Is my dry cleaner really green?

Since the Environmental Protection Agency (EPA) provides no standard definition of an environmentally friendly cleaner, and has no approved cleaning solvent or process, professional cleaners can call themselves “green” regardless of their practices and policies. Some cleaners erroneously claim to be green simply because they use one type of solvent over another. This practice of “green washing” their business is simply a sales gimmick. Being “truly” green actually has very little to do with which solvent they use. Being truly green is a multi-faceted combination of environmentally responsible policies, programs and practices.

So how can you tell if your dry cleaner is green? There are several main factors to consider and to ask your cleaner about.

Responsible Waste Disposal

Regardless of the cleaning process they use, when cleaners remove the dirt and grime from dirty clothes, they create environmentally hazardous waste. A green cleaner will dispose of their waste in an environmentally responsible way. They will hire a waste management company, like Safey-Kleen, to remove and dispose of the waste using a “closed loop” model.

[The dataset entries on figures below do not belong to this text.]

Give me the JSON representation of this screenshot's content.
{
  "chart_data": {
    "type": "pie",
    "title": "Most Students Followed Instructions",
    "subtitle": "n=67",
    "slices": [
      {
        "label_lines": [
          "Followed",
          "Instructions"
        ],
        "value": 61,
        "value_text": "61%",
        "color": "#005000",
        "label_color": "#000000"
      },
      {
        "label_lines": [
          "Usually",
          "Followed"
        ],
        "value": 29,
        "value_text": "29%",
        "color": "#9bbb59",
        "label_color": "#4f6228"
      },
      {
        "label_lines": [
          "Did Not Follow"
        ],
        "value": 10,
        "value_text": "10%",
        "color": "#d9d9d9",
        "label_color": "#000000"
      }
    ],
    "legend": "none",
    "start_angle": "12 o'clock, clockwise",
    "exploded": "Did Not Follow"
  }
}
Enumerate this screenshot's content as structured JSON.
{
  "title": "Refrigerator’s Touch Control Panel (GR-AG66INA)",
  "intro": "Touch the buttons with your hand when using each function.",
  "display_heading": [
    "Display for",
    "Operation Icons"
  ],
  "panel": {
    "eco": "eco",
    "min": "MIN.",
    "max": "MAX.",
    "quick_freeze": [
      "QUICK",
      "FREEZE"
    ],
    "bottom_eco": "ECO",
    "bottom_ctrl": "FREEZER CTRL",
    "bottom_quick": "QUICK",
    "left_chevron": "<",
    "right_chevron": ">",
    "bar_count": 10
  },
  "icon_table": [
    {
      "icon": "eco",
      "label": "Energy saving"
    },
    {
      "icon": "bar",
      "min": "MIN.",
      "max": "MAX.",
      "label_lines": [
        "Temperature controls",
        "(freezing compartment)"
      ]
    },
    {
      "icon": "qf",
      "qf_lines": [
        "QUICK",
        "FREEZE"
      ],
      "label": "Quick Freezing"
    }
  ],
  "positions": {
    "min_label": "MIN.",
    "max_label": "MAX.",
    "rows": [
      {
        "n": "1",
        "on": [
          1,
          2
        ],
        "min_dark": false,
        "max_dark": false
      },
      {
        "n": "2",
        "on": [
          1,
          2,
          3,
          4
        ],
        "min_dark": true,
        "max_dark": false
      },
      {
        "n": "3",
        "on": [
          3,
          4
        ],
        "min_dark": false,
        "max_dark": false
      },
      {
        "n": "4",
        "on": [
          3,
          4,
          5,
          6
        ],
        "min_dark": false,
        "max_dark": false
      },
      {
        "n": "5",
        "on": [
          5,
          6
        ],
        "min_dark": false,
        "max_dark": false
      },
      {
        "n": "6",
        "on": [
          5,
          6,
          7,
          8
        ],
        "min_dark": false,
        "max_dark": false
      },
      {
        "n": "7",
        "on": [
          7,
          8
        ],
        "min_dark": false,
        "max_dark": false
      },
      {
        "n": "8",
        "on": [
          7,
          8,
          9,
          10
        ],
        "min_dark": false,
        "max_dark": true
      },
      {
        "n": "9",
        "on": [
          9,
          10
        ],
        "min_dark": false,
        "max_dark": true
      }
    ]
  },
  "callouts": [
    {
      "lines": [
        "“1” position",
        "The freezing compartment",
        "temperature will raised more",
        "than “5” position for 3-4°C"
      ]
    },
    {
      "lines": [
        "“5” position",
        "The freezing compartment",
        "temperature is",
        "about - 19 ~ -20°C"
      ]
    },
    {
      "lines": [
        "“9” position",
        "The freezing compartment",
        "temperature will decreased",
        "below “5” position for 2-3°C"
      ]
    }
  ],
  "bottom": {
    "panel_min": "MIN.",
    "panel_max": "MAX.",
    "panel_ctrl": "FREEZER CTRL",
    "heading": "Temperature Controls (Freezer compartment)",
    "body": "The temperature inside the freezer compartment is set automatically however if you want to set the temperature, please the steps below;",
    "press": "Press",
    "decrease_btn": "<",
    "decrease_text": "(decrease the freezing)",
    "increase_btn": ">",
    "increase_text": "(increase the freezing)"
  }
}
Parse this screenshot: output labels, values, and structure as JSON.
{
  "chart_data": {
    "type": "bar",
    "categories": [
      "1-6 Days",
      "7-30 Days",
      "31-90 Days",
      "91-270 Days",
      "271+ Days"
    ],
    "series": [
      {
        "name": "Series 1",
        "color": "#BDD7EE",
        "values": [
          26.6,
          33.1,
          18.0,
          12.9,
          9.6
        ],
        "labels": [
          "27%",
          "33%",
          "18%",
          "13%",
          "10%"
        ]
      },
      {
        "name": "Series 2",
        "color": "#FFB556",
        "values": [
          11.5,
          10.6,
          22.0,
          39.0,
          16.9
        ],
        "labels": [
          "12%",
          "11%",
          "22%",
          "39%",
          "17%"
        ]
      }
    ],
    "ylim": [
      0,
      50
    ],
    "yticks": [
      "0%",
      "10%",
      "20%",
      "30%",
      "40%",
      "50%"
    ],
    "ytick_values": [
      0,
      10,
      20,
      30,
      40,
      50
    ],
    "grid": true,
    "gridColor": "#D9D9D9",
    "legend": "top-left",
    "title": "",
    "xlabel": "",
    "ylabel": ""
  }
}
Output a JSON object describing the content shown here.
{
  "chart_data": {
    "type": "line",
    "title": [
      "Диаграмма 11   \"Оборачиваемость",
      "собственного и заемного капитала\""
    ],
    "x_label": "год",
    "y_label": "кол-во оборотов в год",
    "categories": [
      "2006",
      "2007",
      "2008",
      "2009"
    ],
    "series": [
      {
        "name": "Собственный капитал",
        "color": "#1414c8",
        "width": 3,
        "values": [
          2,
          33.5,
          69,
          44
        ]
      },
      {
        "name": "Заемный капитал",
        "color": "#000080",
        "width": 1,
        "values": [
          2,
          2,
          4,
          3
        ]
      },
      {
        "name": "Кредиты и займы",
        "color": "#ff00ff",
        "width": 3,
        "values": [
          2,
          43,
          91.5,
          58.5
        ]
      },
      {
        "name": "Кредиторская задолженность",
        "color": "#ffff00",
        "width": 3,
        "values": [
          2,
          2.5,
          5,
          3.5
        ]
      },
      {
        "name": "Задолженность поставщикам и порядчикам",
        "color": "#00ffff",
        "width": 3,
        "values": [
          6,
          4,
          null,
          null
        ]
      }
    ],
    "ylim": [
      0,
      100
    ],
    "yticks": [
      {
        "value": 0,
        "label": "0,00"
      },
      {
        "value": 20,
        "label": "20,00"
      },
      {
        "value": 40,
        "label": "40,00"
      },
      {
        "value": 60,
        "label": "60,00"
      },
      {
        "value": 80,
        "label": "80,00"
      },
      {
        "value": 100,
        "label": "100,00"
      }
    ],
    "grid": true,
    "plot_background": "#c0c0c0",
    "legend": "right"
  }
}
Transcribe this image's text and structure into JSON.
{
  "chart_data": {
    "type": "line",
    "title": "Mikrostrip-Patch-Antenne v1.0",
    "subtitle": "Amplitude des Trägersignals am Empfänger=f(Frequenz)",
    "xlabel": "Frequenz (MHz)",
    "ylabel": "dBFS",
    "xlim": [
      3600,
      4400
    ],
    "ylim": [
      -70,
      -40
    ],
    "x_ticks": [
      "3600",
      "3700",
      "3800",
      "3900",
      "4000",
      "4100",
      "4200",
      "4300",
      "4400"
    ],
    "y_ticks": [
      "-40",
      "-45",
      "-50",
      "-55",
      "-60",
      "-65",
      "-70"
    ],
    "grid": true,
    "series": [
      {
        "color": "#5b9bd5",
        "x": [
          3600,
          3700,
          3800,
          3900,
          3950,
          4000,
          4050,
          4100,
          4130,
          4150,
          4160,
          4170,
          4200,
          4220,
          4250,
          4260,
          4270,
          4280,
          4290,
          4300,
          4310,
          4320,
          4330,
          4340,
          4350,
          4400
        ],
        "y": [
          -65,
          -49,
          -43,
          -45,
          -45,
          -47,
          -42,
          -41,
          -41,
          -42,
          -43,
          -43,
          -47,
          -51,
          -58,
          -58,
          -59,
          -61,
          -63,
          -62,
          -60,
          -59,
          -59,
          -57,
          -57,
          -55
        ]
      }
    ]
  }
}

Many cleaners will accept the return of your used wire hangers and plastic packaging. But what do they do with them?  They should reuse any hangers that are still in good condition and send the rest to your city’s recycling program, along with all the other recyclable waste generated by their operation.

Proper Machine Operation

If properly operated and maintained, the new 4th and 5th generation dry cleaning machines recycle over 96% of the solvent they use. They are designed to keep the solvent inside the machine and out of the air and ground water. However, machines that are not maintained properly will not operate as efficiently. Leaky or broken component parts should be repaired or replaced immediately.

Carbon Footprint Reduction

There are many things a cleaner can do to reduce their carbon footprint. Switching to flourescent bulbs, insulating pipes, and replacing antiquated machinery with new more energy efficient models will reduce their energy bill and reduce CO2 emissions. However, by far the biggest way to reduce energy consumption and greenhouse gas emissions is to provide pick-up and delivery service. Every order of clothes that the cleaner delivers is one less round trip to their store for their customers. The typical van can service over 300 homes a day, 6 days a week, 50 weeks a year, eliminating thousands of time & energy consuming trips.